You've signed up for paperless billing. You've opted in on e-statements for your credit cards. But your mailbox is still filled to the brim with envelopes full of useless credit card offers, catalogs, coupons, and charity solicitations. Thankfully, there is a way to take back your mailbox from unwanted junk mail—if you know where to go. According to The New York Times, there is a relatively painless way to reduce the amount of unwanted paper piling up in your mailbox.

DMAChoice.org is a website run by the DMA, or the Data & Marketing Association, a New York-based lobbying organization for data-based marketing and advertising that represents around 3600 companies that send direct mail to consumers, i.e., the sources of your junk mail. In order to try to keep consumers happy (and thus, more amenable to marketing), the website lets consumers opt out of certain categories of unsolicited mailings.

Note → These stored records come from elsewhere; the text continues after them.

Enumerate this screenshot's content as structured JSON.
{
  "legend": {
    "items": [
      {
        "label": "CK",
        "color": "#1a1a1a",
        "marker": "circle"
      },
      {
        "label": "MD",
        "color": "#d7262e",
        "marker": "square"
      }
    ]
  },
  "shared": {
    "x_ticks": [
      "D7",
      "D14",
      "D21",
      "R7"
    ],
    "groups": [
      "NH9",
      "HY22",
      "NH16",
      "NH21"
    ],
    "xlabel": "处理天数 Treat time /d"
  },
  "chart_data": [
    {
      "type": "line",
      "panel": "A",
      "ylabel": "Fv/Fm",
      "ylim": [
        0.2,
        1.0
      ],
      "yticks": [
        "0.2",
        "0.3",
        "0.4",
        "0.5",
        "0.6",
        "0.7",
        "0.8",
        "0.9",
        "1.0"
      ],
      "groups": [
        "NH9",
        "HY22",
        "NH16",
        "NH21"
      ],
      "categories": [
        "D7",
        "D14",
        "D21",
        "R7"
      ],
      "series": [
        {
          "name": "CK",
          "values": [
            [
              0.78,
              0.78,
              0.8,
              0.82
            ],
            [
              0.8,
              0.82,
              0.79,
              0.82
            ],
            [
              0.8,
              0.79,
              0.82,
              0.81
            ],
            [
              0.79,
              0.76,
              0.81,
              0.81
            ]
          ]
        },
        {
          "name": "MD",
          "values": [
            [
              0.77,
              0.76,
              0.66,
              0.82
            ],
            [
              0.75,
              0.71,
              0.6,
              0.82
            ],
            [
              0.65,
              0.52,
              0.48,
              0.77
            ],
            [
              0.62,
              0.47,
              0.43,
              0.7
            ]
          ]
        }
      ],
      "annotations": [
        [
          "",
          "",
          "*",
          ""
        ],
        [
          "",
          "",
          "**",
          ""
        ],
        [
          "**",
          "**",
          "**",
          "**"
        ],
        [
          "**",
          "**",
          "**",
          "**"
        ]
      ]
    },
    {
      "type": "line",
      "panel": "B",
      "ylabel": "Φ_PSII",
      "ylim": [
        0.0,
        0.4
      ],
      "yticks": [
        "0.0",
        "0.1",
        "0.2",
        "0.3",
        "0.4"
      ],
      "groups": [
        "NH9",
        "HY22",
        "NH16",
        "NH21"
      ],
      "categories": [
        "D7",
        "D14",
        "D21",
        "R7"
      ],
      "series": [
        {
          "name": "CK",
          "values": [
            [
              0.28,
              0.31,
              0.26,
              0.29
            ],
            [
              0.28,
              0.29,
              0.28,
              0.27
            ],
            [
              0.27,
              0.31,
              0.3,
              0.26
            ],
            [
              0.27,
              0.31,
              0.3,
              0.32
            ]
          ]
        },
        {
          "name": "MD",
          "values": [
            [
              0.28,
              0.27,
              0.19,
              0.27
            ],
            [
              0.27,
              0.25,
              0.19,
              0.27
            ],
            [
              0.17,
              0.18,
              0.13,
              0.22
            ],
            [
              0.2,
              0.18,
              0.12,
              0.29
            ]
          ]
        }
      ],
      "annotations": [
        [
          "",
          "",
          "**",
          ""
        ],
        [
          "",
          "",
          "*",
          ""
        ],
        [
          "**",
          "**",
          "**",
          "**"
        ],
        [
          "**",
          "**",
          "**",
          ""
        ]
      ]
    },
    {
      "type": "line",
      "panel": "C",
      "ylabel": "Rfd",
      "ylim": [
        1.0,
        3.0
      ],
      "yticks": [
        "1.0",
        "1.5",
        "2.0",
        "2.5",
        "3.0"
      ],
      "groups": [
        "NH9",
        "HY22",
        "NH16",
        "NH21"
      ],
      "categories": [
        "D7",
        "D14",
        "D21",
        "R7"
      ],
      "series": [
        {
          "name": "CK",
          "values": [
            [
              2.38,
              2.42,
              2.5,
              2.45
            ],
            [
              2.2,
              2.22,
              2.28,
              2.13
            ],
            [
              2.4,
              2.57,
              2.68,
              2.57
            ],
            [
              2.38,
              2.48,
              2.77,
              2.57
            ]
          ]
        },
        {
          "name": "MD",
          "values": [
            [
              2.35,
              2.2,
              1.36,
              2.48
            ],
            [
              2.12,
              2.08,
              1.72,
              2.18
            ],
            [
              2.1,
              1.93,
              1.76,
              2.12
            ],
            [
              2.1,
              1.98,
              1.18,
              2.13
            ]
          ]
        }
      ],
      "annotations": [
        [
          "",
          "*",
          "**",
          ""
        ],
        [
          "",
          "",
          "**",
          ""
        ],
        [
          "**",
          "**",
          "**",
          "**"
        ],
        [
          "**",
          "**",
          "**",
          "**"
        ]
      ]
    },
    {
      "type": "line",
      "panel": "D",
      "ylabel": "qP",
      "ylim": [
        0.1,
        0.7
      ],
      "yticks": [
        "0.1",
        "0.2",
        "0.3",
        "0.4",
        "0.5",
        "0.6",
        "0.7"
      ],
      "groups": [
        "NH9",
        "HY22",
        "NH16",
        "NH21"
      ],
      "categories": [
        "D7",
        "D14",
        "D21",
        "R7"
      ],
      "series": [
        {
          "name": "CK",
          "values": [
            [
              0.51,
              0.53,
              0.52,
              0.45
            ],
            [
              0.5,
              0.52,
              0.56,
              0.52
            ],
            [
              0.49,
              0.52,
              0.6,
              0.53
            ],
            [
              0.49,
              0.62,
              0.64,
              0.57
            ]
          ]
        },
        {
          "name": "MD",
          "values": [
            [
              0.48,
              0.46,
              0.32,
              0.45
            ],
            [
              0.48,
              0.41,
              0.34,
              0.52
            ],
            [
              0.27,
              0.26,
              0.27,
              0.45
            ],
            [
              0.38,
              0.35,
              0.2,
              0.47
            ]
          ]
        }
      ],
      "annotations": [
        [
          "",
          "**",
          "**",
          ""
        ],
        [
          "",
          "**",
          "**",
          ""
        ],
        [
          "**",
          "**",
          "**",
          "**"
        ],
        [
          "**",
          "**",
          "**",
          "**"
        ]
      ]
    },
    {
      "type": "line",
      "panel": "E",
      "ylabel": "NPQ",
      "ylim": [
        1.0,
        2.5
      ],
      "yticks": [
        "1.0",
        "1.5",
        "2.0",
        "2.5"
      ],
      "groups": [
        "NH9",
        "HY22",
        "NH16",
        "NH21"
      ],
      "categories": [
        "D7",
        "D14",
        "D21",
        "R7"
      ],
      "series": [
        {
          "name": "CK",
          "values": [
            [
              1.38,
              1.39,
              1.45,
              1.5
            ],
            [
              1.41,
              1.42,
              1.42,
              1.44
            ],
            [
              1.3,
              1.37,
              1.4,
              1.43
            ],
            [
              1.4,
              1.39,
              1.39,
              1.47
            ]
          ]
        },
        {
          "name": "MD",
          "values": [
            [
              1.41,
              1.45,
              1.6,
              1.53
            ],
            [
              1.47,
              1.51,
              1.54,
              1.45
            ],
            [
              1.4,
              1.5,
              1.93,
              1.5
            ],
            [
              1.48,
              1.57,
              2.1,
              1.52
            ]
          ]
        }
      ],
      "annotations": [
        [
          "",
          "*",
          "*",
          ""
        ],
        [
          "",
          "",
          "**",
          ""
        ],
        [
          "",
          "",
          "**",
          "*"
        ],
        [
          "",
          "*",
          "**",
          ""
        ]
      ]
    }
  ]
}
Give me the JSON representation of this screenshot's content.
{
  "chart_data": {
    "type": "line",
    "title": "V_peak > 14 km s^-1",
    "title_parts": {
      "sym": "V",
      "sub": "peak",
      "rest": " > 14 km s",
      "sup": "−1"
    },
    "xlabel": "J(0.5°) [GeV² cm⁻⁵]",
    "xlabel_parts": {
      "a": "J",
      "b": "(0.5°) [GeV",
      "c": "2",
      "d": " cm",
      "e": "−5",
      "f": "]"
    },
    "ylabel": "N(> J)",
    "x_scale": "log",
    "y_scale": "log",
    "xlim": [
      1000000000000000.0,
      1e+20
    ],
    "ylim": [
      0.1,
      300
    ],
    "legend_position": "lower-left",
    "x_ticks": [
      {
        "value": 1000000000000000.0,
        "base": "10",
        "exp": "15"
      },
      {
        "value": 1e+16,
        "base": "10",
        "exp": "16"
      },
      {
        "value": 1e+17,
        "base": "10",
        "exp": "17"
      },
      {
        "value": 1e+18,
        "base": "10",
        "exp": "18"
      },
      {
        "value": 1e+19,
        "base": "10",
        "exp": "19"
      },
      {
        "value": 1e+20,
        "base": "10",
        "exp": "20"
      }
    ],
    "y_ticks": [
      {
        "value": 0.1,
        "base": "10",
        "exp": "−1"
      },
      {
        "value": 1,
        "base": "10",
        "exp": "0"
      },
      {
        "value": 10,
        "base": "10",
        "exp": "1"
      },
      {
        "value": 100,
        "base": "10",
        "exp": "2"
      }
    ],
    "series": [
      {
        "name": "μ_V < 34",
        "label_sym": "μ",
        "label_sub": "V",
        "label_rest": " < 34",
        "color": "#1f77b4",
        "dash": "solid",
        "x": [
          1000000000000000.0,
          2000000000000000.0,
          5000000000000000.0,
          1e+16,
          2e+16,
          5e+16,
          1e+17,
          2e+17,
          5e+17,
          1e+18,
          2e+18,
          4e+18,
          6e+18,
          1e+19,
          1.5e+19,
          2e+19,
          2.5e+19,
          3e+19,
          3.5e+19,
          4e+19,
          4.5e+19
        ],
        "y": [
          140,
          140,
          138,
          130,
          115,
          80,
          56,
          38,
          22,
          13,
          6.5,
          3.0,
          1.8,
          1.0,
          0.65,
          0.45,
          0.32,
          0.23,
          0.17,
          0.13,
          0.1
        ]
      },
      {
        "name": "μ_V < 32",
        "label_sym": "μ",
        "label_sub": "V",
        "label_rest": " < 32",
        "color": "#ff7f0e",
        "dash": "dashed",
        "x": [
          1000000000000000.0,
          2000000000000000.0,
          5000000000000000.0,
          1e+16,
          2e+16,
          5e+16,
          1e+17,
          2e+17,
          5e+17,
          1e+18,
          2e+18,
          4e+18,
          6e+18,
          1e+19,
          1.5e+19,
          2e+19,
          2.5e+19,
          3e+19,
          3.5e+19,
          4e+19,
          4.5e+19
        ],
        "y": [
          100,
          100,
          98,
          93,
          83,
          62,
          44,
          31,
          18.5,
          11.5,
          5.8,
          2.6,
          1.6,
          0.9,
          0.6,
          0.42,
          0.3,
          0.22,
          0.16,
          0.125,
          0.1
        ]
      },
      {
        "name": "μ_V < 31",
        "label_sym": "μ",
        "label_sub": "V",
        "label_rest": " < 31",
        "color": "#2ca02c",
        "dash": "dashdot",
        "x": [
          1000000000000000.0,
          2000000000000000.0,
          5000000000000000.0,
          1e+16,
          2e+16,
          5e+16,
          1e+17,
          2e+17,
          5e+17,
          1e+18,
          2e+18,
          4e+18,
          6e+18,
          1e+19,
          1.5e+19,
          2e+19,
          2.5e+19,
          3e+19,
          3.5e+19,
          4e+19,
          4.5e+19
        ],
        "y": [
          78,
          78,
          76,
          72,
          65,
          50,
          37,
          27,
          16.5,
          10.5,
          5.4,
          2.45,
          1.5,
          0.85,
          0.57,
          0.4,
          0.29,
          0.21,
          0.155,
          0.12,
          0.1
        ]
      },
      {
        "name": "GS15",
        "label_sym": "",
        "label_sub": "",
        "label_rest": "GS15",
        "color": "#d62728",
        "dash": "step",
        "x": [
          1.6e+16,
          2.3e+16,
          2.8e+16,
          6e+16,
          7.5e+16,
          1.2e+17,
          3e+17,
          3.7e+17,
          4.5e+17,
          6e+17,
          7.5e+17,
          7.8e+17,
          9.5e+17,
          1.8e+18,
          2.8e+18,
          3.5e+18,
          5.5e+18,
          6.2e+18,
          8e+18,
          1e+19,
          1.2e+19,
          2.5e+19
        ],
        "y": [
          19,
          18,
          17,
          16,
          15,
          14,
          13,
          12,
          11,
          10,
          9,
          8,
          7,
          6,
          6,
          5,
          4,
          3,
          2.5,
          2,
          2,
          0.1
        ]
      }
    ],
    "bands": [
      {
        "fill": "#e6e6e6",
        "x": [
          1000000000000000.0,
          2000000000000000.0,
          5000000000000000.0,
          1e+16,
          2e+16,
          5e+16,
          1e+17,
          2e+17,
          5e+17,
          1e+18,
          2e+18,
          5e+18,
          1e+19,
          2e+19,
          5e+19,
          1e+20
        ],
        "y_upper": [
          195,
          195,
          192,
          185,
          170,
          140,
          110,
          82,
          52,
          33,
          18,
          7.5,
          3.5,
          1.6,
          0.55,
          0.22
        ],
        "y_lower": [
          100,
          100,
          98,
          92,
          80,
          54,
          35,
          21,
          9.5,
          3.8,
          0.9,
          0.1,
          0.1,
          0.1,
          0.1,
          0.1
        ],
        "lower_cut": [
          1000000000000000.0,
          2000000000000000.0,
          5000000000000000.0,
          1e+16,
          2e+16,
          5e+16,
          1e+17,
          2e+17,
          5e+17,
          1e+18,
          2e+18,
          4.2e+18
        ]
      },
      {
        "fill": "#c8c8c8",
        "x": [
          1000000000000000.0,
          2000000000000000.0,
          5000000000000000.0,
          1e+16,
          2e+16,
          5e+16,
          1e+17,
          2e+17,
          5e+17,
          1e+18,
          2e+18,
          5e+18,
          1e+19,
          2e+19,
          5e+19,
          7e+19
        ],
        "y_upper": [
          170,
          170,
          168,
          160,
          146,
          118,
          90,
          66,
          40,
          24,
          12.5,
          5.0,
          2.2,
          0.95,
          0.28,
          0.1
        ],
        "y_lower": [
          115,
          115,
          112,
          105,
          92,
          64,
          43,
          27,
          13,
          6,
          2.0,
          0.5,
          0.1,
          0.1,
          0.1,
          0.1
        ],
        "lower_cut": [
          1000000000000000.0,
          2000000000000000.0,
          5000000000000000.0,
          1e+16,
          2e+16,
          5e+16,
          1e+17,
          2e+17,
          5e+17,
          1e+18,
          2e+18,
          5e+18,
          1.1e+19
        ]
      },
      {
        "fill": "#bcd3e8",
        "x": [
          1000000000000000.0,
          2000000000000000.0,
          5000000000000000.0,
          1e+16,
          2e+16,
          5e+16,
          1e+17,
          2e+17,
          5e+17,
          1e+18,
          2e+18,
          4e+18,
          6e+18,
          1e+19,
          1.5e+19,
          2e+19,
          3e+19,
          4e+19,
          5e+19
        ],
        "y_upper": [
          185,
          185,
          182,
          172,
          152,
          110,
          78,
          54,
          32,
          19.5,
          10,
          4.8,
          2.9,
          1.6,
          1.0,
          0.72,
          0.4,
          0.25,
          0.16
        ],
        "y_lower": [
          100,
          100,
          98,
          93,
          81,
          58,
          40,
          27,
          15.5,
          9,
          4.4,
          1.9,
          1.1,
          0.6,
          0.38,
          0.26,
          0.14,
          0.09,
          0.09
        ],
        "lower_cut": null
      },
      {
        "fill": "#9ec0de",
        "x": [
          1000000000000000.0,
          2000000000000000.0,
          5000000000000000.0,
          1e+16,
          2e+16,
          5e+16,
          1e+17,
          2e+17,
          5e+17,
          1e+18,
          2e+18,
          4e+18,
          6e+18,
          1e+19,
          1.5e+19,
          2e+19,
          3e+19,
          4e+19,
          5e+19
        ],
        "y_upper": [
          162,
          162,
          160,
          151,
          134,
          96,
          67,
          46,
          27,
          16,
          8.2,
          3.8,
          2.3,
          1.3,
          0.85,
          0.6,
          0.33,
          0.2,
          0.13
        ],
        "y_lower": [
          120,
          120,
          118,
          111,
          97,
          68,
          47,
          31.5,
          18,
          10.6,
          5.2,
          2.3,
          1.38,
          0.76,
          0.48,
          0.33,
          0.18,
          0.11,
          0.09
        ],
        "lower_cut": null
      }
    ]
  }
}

For a $2 registration fee, you can remove your name from mailing lists for catalogs, magazine offers, and other direct mail advertising. Your can opt out of offers from specific companies, like say, the magazine Birds and Blooms or the AARP, or you can opt out of all companies in a category. If you don't want to get any mail from DMA-affiliated businesses, you have to separately opt out of all three categories: magazine offers, all catalogs, and all "other" mail offers.

Compared to ripping up AARP offers every single day, the effort is worth it. For less than the price of a few stamps and a few minutes of your time, you can vastly cut down on your junk mail. While the opt-out only applies for companies that find their direct-mail potential customers through DMA lists, you'll still be eliminating a huge swath of your unwanted mail.

As for those annoying "prequalified" credit card offers, you'll have to go to a different website, but this one, at least, is free. OptOutPrescreen.com, run by the four major credit reporting agencies—Equifax, Innovis, Experian, and TransUnion—lets you opt out of all of credit card offers originating from the customer lists provided by those four reporting agencies. You can either file a request to opt out on the website to free yourself of credit card mailings for five years, or mail in an opt-out form to stop receiving them permanently. The site does ask you for your Social Security number, but it's legit, we promise. It has the FTC's stamp of approval.